La pratique de la musique d’ensemble pour bals devrait remonter à l’avènement des folgars : bals de danses européennes organisés par les femmes signares (Gueye Op.cit : 23), ou plus certainement aux bals officiels.
Le plus célèbre et rapporté se tint le 15 août 1856 (Brigaud et Vast 1987 : 95, 96). Il est probable que des instruments à cordes comme le violon et l’alto soient rajoutés dans l’instrumentarium de cette circonstance musicale de salon. Sinon, la substitution conventionnelle dans les transcriptions orchestrales, des cordes par les bois (clarinettes notamment), présente la probabilité d’animation de ces soirées par la fanfare militaire et celle de la cavalerie jusqu’en 1900. La « Symphonie de Saint-Louis du Sénégal » prenant le relais à partir de 1903. Le répertoire classique (Beethoven, Schubert, Mozart…) de ces ensembles indique aussi leur portée potentiellement chorégraphique.
En effet, les bals étant de plus en plus les principales attractions de l’île, finiront par être adoptés par les populations noires. Ce sera en 1916, au lendemain de la reconnaissance de leur citoyenneté française avec les communes de Gorée, Rufisque et Dakar. Des orchestres d’autochtones naîtront en vue de l’animation des rencontres récréatives dans les quatre nouvelles communes: « La Lyre de Saint-Louis » et « Esperance » adeptes respectivement de musiques syncrétiques (rythmes et danses afro caribéens) et de musique classique pour Saint-Louis (Gouané 2012) ; « La Sénégalaise » et « La Goréenne » pour Gorée ; « La Rufisquoise » pour Rufisque et « La Dakaroise » à Dakar évolueront aussi dans le registre syncrétique, en incorporant des instruments comme l’accordéon, le violon, les percussions africaines et le banjo, pour la danse (Samba 2014).
L’éducation musicale ne sera pas en reste dans ce contexte. En 1930, la « Lyre Africaine » née de « la Goréenne » et de la « Sénégalaise », après la fusion de Dakar et Gorée, et confortée par son répertoire de chansons françaises, bénéficie du soutien parrainé d’Alfred Goux, maire de Dakar.

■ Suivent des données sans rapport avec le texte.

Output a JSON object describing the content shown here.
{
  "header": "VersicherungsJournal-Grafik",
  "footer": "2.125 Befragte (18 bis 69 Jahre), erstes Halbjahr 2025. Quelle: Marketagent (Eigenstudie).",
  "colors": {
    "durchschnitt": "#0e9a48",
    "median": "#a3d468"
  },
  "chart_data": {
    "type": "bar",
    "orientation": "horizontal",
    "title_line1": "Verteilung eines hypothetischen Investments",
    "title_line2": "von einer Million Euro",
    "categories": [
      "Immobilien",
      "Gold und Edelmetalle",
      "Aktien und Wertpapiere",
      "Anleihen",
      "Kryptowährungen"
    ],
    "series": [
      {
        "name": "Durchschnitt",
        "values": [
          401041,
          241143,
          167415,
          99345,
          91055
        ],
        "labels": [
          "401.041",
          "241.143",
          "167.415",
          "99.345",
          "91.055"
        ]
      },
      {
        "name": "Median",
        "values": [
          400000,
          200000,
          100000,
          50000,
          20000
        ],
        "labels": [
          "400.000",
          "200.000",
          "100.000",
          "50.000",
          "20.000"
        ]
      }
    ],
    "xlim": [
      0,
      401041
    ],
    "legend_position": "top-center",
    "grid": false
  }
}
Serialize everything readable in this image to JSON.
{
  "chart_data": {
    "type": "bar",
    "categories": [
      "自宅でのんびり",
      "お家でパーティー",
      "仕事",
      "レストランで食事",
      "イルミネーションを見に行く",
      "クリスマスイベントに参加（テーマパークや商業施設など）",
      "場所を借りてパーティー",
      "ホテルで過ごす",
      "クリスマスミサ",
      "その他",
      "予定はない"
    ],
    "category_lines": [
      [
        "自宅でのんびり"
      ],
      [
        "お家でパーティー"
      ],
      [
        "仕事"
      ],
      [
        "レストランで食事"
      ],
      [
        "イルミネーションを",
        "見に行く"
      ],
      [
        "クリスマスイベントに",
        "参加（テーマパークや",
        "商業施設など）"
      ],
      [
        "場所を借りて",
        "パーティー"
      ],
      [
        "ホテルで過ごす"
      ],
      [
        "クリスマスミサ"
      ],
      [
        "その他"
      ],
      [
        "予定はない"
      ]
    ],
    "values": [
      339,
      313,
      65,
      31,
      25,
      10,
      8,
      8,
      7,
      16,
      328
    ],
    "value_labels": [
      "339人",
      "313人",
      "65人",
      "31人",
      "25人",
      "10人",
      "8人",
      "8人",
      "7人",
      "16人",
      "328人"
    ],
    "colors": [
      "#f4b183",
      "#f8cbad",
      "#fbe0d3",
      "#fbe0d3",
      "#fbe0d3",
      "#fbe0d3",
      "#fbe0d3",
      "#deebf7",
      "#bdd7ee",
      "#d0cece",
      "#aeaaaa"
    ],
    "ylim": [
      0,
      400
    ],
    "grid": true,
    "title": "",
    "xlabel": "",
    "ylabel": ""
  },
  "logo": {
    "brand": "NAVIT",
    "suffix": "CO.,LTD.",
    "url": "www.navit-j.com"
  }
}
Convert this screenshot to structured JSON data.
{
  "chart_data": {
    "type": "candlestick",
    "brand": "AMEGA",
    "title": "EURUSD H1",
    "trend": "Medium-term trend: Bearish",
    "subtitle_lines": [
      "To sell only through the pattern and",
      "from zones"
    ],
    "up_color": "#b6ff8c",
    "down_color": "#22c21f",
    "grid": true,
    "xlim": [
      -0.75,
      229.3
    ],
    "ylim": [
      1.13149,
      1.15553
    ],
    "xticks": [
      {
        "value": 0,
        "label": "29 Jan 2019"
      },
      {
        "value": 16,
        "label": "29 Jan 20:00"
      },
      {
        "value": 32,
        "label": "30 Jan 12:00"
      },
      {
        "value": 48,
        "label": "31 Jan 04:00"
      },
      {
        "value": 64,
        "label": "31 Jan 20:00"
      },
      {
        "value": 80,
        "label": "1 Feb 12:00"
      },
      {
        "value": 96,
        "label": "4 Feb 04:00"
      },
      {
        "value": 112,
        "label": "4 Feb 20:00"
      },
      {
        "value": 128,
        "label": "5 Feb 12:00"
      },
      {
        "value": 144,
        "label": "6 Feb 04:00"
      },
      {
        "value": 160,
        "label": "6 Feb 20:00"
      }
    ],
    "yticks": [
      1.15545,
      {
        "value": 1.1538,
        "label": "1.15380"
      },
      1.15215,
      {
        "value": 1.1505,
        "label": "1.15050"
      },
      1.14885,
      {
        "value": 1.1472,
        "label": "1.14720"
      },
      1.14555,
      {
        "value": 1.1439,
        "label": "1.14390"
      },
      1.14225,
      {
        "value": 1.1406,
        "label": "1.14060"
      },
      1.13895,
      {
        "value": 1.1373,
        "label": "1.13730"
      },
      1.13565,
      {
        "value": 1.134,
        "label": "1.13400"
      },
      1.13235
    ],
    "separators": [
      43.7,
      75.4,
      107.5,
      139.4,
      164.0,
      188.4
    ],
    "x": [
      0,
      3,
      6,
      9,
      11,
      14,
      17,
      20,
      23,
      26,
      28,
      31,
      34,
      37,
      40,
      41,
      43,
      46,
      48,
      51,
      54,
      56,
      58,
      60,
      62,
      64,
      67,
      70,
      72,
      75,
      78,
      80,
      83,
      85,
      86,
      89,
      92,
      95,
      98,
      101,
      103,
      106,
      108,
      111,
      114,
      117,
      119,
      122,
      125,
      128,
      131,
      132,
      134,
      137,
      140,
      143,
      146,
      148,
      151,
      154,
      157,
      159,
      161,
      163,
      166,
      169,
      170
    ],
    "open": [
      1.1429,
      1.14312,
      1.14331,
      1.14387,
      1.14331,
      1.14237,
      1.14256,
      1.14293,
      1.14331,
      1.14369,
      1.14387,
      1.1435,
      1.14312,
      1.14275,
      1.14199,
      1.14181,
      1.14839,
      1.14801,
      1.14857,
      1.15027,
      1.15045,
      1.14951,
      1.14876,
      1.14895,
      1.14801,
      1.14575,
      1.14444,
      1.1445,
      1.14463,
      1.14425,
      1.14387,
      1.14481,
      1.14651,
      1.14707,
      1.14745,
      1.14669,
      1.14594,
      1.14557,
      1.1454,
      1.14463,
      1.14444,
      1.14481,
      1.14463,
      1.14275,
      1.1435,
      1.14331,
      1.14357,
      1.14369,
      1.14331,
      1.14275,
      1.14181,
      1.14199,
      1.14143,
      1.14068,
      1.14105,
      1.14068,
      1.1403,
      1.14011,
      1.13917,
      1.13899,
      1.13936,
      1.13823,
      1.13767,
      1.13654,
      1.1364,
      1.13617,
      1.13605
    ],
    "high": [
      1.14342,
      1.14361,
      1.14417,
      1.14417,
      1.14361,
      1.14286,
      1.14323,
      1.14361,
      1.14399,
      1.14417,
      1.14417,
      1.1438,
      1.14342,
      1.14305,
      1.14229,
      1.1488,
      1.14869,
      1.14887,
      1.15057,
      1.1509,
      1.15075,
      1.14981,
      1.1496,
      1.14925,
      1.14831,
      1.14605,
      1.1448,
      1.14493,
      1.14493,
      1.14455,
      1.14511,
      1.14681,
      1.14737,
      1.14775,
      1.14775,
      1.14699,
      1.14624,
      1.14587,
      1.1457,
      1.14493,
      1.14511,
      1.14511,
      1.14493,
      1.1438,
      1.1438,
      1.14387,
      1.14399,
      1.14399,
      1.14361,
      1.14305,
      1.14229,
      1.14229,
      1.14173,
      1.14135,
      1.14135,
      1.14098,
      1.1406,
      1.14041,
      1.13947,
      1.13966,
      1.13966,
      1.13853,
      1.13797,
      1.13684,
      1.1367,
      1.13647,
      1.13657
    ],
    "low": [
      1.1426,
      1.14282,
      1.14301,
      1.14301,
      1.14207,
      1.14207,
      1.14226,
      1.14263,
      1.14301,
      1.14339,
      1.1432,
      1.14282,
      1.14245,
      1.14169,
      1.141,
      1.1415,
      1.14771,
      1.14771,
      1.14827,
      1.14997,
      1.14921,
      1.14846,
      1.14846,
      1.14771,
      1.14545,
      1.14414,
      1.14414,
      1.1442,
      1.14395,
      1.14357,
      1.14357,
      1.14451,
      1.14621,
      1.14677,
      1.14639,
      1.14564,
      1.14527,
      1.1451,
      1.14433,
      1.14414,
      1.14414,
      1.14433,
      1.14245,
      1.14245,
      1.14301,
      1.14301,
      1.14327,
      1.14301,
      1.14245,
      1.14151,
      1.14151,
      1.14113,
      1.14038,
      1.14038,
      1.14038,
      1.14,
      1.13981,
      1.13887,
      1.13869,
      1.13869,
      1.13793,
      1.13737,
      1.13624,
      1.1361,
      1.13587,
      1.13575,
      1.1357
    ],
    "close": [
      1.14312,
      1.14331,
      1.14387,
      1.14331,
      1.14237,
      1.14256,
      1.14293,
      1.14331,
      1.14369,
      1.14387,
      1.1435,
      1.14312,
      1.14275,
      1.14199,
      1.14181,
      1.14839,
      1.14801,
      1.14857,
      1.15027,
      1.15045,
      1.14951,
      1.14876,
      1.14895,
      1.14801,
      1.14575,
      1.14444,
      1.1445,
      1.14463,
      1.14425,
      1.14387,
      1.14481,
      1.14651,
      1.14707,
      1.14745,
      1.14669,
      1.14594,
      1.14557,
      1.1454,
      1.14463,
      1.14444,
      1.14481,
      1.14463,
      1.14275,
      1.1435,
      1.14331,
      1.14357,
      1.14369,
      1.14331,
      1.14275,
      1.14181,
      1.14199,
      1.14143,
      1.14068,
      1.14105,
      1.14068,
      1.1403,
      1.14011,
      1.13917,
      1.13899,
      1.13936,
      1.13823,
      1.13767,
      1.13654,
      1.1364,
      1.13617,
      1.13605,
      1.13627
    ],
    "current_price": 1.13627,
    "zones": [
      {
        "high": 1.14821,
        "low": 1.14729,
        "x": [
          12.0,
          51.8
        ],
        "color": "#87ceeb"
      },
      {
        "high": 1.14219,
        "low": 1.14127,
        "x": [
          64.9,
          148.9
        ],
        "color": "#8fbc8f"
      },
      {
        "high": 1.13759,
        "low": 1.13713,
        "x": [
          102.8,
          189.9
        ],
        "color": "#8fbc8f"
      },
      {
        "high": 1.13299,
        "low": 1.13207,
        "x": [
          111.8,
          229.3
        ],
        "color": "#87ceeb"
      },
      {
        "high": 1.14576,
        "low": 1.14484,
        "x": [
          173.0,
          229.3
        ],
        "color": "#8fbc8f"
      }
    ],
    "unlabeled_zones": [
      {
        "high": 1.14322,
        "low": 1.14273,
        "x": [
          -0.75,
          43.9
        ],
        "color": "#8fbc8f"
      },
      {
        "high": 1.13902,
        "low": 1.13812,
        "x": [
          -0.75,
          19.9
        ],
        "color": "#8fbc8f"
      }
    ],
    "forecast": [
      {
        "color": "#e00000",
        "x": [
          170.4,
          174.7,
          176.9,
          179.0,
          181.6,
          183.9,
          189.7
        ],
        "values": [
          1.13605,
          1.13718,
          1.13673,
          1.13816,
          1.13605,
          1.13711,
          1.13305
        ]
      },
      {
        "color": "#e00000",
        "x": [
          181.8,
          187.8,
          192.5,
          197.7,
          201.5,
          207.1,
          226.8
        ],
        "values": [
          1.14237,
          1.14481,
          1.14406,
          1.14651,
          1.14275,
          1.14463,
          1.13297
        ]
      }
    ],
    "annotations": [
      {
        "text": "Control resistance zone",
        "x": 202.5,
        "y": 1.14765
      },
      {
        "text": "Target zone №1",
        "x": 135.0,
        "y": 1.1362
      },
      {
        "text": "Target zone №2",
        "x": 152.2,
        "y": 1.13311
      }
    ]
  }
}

Il met à la disposition du groupe un siège comportant une école de musique et des facilités pour suivre des cours de solfège au sous-soul du marché Sandaga de Dakar.
Cependant, l’éclectisme des goûts se fait jour et s’américanise à Saint-Louis, suite à la découverte du jazz des fanfares et big band de sections musicales de la marine militaire américaine, qui y étaient présentes durant la deuxième guerre mondiale. Peu après, la ville voit naitre son premier orchestre de jazz : « La Saint-Louisienne Jazz » (Gouané 2012).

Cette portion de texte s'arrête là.